Wednesday, June 2, 2021

One of my favorite things about summer is the food.

Fresh fruits and vegetables are in season and on sale — and even better fresh from the garden — ice cream tastes even better on a hot day, and what some people think of as movie theater popcorn will always remind me of the concession stand at the public pool near my childhood home.

Maybe the best thing about summer food, though, is how much of it is cooked outdoors. Once the temperature makes it above, say, 60 degrees on a regular basis, at least a couple of dinners a week in our house come from the old Weber grill that lives in the garage during the winter.
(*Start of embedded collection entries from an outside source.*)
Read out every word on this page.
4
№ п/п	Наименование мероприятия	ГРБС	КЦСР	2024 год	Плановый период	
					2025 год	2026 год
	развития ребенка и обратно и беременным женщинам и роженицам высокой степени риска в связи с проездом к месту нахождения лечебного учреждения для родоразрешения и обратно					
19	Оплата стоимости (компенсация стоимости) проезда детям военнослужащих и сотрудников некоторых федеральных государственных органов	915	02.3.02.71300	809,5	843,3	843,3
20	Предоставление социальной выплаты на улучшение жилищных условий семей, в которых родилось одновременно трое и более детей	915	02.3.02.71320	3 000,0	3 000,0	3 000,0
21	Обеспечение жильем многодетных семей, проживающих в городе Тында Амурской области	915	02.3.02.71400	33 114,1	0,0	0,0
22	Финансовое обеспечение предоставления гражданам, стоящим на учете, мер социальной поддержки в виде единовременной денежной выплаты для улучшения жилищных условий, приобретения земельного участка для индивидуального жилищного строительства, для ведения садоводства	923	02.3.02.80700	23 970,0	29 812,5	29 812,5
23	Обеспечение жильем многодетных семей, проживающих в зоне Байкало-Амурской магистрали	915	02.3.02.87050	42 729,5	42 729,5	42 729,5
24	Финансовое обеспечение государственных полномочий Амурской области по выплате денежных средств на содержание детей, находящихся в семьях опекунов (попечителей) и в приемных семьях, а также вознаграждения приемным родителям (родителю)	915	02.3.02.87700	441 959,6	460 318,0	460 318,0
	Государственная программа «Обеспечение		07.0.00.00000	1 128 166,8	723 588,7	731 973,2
I say this even though I don’t (or I almost never) cook on the grill. Grilling is my husband’s province, a skill he is proud of perfecting over the years, and I would never want to take that away from him.

I would maybe want to get him a new grill; the one he is using was originally a hand-me-down, and it’s lost its ash pan and at least a couple of its wooden handles, and one of the legs doesn’t have a foot. It’s a little rusty on the outside, too.

We do replace the grate every year or so.

But every time I suggest replacing the grill, he says no. This one works fine, he says, even if he has to carry it to the garbage can to empty the cold ashes. And it’s already beaten up, so other than pulling it in the garage in the winter, we don’t take any trouble to protect it from the elements. We leave it unsecured in our backyard, scarcely 3 feet from the fence that separates the yard from the sidewalk. After all, who would want to take it?

So on summer evenings when it stays light late, we fire up the grill (I have mastered starting the coals) and once the food is prepped, we pull out lawn chairs and watch the world walk by on the sidewalk outside the fence. We can have music from the radio, or a ball game. We talk, and the kids wander in and out of the house, asking questions (“When will dinner be ready?”), playing, reading.

We usually end up eating indoors, but the food tastes better when it’s cooked outside, whether hamburgers or chicken or steak.

Sometimes dinner is late on those nights, but it doesn’t matter so much once school is over for the year and there’s no homework to finish.

It’s lovely, but it gets me no closer to coming up with a Father’s Day gift for my husband.

This year, as we move into summer, I hope we all get a chance to sit back and relax, smell dinner on the grill and hear kids playing. There are holidays in the summer, of course, but less elaborate and lower pressure others, giving us all a chance to rest and recharge during the longest stretch of Ordinary Time in the year.